Unspeakable misery had descended on the Haidehof. The father lay in the parlor, on his sickbed, and groaned and complained and cursed the hour of his birth. In milder moments he seized his wife’s hand with tearful eyes, and asked her forgiveness for having united her fate to his ruined life, and promised to make her rich and happy in future. Rich—above all things, rich.

It was too late. Mild words from him now made no impression on her. In her tormented heart she already heard the abuse which would inevitably follow them. With withered cheeks and lustreless eyes she walked about, never uttering a sound of complaint, doubly pitiful in her silence.

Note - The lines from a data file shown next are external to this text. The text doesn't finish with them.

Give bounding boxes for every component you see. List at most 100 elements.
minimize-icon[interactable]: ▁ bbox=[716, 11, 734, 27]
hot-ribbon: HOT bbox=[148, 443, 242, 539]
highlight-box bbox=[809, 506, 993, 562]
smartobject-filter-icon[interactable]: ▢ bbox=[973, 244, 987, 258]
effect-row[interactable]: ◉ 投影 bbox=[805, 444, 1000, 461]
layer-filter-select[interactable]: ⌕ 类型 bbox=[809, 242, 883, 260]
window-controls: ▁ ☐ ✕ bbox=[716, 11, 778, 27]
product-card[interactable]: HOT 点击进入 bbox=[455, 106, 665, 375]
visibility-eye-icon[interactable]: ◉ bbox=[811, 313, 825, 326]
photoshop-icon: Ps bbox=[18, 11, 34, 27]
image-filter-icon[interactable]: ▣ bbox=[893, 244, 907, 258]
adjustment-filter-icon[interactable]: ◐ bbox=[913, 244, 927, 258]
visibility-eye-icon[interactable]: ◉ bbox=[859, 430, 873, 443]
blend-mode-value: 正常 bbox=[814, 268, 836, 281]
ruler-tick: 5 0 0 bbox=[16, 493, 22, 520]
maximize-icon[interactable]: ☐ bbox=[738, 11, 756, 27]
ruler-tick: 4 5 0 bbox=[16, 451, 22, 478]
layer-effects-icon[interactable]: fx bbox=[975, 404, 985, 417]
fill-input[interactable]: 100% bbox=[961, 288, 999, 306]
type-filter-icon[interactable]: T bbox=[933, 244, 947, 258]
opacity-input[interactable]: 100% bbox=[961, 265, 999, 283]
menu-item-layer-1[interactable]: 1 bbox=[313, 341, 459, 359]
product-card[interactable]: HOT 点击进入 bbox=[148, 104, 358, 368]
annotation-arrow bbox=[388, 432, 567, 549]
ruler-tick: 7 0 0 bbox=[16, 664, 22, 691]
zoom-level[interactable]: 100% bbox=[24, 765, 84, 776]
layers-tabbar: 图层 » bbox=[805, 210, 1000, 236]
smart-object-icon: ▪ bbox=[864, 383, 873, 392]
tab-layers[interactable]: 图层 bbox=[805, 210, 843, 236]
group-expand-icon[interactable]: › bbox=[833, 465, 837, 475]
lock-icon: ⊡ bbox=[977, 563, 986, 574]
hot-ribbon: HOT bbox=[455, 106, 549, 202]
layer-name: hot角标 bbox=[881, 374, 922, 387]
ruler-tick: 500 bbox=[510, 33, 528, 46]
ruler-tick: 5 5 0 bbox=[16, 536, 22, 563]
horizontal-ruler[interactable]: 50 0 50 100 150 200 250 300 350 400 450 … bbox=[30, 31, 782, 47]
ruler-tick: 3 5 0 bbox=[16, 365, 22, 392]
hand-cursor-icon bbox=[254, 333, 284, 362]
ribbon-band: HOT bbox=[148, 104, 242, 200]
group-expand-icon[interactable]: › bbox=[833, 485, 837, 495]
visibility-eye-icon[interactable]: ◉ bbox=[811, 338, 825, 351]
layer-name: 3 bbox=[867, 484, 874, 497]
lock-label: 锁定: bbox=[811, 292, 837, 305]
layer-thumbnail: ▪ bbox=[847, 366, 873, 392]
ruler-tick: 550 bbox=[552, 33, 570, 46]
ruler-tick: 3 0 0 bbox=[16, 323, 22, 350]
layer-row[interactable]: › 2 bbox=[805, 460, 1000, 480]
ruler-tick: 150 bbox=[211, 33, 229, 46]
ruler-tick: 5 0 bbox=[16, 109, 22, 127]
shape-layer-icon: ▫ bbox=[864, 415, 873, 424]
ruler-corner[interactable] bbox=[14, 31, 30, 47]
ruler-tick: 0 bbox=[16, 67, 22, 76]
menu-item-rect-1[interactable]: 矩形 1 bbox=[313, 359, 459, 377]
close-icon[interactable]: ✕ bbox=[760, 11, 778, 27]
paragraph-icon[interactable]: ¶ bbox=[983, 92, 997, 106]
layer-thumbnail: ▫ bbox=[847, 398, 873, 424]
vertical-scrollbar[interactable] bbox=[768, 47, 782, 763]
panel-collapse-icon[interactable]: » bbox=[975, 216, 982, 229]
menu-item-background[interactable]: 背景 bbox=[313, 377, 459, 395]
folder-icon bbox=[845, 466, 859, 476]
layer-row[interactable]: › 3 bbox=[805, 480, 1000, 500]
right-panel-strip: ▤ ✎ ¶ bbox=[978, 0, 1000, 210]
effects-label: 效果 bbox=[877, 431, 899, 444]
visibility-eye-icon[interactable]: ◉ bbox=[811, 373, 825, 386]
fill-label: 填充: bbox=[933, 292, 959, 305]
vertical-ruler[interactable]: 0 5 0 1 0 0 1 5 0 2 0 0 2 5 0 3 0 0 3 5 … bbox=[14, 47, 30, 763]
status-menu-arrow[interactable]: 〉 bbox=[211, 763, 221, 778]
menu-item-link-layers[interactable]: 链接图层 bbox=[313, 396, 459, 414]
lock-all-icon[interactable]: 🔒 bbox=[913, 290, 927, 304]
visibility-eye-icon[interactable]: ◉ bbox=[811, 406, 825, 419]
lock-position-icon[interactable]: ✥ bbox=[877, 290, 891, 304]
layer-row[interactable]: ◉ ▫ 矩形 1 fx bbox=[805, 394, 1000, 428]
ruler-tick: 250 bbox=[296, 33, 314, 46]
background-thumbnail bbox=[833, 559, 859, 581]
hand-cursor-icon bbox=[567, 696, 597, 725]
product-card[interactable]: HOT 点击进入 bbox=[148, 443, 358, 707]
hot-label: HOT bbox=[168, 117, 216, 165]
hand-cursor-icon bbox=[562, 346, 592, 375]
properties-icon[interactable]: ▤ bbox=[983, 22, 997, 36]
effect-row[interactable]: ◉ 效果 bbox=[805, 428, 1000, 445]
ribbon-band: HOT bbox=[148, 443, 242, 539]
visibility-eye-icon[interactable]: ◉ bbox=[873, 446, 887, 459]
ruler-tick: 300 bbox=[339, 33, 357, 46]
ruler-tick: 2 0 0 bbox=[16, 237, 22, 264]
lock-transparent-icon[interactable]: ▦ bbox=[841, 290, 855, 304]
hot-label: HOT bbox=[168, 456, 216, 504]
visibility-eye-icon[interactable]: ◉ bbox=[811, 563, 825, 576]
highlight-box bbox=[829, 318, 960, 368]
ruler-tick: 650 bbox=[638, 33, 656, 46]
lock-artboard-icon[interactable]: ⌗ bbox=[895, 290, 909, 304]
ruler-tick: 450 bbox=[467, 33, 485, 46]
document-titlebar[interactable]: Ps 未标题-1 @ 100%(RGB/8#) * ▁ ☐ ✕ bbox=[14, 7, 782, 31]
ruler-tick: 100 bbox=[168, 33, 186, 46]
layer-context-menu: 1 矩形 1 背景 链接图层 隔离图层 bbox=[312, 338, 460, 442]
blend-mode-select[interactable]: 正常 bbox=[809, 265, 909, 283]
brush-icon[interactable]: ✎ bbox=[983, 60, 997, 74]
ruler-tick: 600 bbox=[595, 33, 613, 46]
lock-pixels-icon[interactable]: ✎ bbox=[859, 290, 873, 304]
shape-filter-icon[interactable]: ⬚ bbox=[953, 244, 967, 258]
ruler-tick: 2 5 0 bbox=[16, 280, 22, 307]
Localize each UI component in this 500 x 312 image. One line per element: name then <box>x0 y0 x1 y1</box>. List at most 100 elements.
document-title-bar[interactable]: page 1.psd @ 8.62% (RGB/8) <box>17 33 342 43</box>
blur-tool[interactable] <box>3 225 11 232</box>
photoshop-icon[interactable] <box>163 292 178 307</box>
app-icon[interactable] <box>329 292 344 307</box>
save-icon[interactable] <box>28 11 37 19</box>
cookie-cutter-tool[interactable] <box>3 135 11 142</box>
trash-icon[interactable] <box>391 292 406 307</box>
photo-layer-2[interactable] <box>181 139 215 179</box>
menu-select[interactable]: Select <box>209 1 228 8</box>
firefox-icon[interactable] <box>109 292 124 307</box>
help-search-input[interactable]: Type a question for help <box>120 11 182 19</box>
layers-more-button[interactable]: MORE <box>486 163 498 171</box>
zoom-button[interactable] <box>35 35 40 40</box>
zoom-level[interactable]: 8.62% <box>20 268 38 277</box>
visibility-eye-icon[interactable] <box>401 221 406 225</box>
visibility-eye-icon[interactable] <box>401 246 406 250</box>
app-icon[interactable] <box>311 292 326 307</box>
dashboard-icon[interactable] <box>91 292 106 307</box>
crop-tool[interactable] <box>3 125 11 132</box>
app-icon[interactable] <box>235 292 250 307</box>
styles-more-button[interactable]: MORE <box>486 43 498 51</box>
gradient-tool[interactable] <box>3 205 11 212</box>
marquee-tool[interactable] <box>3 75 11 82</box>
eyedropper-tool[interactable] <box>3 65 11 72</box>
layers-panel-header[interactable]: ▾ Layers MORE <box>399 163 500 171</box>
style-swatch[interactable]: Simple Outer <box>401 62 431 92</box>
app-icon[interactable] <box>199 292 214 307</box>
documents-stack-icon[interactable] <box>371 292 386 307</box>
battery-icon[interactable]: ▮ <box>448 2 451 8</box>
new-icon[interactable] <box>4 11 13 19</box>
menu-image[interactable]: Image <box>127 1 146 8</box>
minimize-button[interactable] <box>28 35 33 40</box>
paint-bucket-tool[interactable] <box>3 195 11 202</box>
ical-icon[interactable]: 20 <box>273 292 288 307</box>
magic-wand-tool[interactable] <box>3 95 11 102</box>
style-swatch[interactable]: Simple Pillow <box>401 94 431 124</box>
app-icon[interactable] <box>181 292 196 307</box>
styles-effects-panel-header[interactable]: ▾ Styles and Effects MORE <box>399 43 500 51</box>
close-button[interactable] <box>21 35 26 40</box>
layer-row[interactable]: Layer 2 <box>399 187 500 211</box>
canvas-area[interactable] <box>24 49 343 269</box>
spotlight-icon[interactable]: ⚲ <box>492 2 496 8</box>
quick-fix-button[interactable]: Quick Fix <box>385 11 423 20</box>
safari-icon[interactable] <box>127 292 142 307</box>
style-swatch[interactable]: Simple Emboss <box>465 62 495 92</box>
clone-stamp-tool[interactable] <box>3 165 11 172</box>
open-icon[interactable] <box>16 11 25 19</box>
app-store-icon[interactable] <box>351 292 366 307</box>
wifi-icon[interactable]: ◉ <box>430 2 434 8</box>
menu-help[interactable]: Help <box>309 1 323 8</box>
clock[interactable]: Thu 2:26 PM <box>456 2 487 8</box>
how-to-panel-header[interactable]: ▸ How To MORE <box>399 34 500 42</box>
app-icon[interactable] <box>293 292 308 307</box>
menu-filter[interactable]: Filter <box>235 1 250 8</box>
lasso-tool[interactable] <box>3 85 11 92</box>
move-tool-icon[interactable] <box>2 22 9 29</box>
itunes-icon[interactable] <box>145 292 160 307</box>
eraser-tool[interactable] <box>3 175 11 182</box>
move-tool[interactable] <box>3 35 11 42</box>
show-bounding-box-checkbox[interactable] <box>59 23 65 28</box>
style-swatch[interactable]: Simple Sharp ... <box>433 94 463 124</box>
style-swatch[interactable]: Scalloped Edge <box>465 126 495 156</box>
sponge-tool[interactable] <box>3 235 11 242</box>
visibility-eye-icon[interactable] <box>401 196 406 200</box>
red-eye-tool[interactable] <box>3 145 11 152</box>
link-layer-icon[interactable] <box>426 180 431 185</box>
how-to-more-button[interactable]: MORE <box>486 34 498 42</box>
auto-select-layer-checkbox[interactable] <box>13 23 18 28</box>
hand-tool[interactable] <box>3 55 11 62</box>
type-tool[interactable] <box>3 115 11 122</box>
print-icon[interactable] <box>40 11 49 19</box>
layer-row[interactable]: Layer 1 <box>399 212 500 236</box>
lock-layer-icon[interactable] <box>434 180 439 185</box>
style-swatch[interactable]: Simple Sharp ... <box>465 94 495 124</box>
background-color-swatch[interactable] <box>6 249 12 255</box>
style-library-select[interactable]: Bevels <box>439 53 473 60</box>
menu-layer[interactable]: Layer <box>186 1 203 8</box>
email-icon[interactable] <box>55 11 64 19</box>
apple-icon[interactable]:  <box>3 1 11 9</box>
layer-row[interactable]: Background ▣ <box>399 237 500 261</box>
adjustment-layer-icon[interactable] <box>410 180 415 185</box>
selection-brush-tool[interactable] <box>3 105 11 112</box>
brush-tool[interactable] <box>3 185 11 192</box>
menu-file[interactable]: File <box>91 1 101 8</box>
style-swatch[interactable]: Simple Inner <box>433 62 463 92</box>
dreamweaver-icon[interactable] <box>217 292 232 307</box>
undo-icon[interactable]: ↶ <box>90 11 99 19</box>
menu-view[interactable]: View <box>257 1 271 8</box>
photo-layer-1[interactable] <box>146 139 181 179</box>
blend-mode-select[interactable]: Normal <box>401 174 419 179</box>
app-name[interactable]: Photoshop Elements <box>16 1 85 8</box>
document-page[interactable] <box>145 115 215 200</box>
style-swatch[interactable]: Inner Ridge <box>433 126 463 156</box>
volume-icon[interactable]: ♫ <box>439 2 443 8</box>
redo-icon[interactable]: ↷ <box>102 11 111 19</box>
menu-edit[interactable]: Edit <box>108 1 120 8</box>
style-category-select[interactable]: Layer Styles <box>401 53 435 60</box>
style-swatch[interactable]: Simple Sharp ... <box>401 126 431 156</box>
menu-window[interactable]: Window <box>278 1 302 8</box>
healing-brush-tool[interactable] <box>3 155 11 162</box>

But no one had pity on her—not even God and eternal fate. She grew more tired from day to day; on her pale, blue-veined forehead the stamp of death seemed already to burn, and the happiness she had longed for through all her life was farther away than ever.

The only one who would have been able to give her some relief was Paul, and he avoided her like a criminal. He scarcely dared to shake hands with her in the morning, and when she looked at him he looked down. If she had been less torpid and less grief-laden she might have had some suspicion, but all she felt in her misery was that she lacked consolation.

Once at twilight, when he was rummaging about as usual after work in the ruins of the spot where the fire had been, she went after him, sat down near him on the crumbling foundation, and tried to enter into conversation, but he avoided her, as he had done before.

“Paul, don’t be so hard to me,” she pleaded, and her eyes filled with tears.

“I am not doing anything to you, mother,” he said, setting his teeth.

“Paul, you have something against me?”

“No, mother.”

“Do you think that the fire was caused by my fault?”